A few months ago, my dad passed away unexpectedly. It has been a roller-coaster of swirling emotions since. It still feels surreal. Did that really happen? How am I supposed to feel? Is that how that story ends?
Now I am left to my own thoughts, trying to organise them, trying to make sense of what has happened. Over the years, I have discovered the wonderful practice of writing. Writing is a way to create separation from your thoughts. To get them out of your head, to put them concretely on paper, to see them clearly, to organise them piece by piece. Writing is a way to be more truthful to yourself. You may be able to be lie to yourself in your head, but writing words on paper demands honesty and accountability. Two quotes come to mind. One is “Writing is the antidote to confusion“. The other is a quote from Haruki Murakami, “I don’t necessarily write down what I’m thinking; it’s just that as I write I think about things”. Writing is a medium for your stream of consciousness to flow through. So that is what I have been doing.
Now in the aftermath of what has happened, the dust is beginning to settle. Through writing and writing some more, I feel I can share some of the main distilled things I have learnt during this time.
All humans are flawed
Over the years, I watched him struggle on and off with his flaws, his shortcomings, and his own demons. In many ways, I held onto resentment and frustration over those things. I wished he would change for the better, someday in the future. There were times I fantasied that he would become a different person, some sort of perfect version of himself. I naively believed that there would be a redemption narrative arc. Subconsciously, I must have had a mental model that we can all overcome our shortcomings and flaws. That we face adversity and make mistakes, and we can overcome and make things right. That we can right all our wrongs and tie up all our unfinished threads before our time is up.
But it was not to be. His story and journey ended abruptly there. That is the end of the story. This was a big reality check, and my worldview has been fundamentally shifted now. My new worldview (that I am still trying to make sense of) is that all humans are flawed. Flawed in our own individual ways. I realise now that this is an inherent quality of being human. I realise now that we all want to be better and to improve. We do the best with the the tools and resources we are given, and some people just happen to have more than others. In hindsight, I trust he did the best with the tools he had. There is no attainable finish line. We are all walking the same path. We are born an imperfect work-in-progress, and die an imperfect work-in-progress. Now I see the people around me through a different lens than before.
Life is finite
This is the first time experiencing the death of someone close to me. This has fundamentally shifted how I think about time. In my 26 years of life, my default worldview has always been “there is always tomorrow”. Whether it was having that difficult conversation, reaching out to an old friend, mending that relationship, starting that new habit, working on that new project – “there is always tomorrow”. It was as if it was an unquestionable reality of life.

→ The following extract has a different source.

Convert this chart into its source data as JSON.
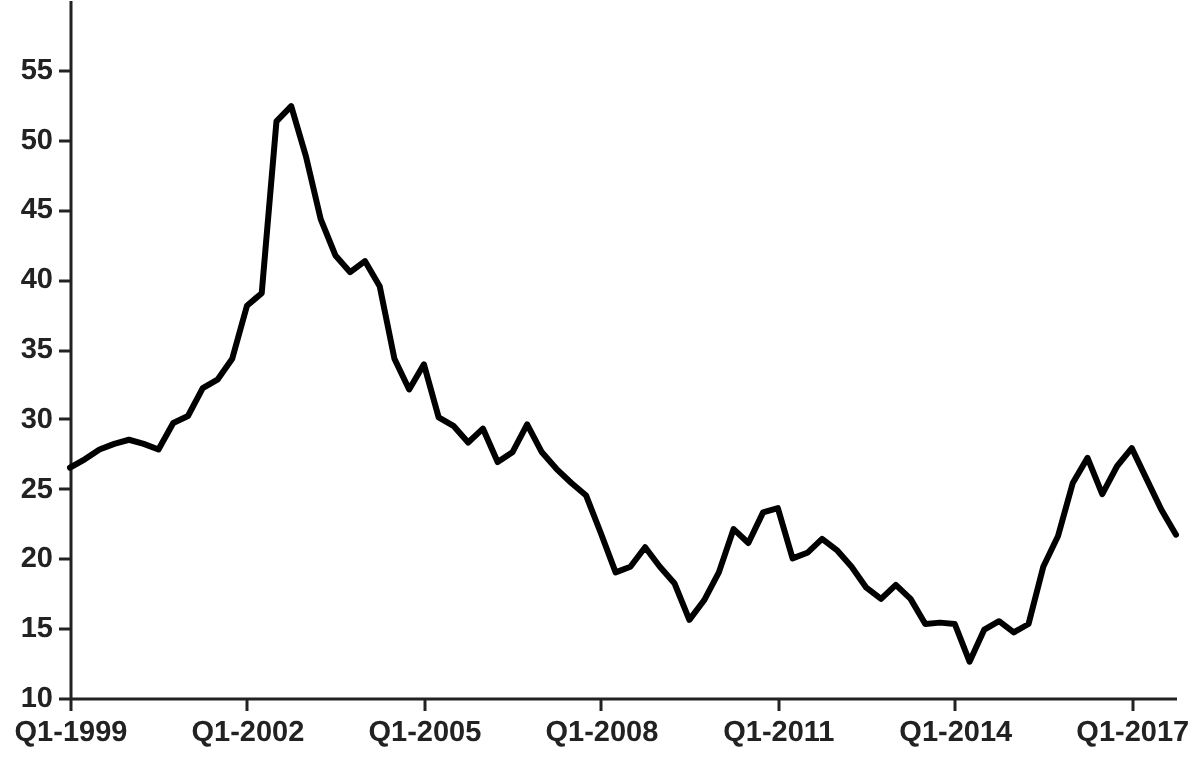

In this case, my internal thought process after another argument or disagreement was – “there is always tomorrow”. Those same problems will be there tomorrow, and the same opportunity to work on fixing those problems will be there tomorrow too. Until I got snapped back to reality, and there is no more tomorrows. The conveyor belt of time that I assumed would be running forever, stopped.
Now I am more conscious of the finite nature of time, and trying to consciously take advantage of the present moment. This is very much a work-in-progress, as I am actively navigating this new head space.
Relationships are (maybe) the most important thing
The most surreal moment was one week after his death. He was cremated and we took the urn to scatter his ashes. We opened the urn and I saw the mound of fine burnt ash inside. It looked like fine grains of grey sand. It was a surreal moment. I thought to myself, “Is that it? Is this what it all amounts to in the end?“. The culmination of his entire life – all his time, memories, experiences, the good moments, the bad moments – and this is all it amounts to in the end?
What really matters in the end then? That you made the most of your time? Did that exam result matter? Did that extra job promotion matter? Did that slightly nicer car matter? Did that extra bit of money matter? Did that person who cut in front of you this morning, leaving you in a huff, matter? It seems like perhaps most these things, like a job or money, are a means to an end, not an end in itself. I think it is easy to get caught up in thinking these things are an end in itself. I do not quite have a satisfactory answer right now for “what matters in the end?”. But the closest answer I have right now is spending time with the people you love, spending time doing the things you love, and enjoying the present moment.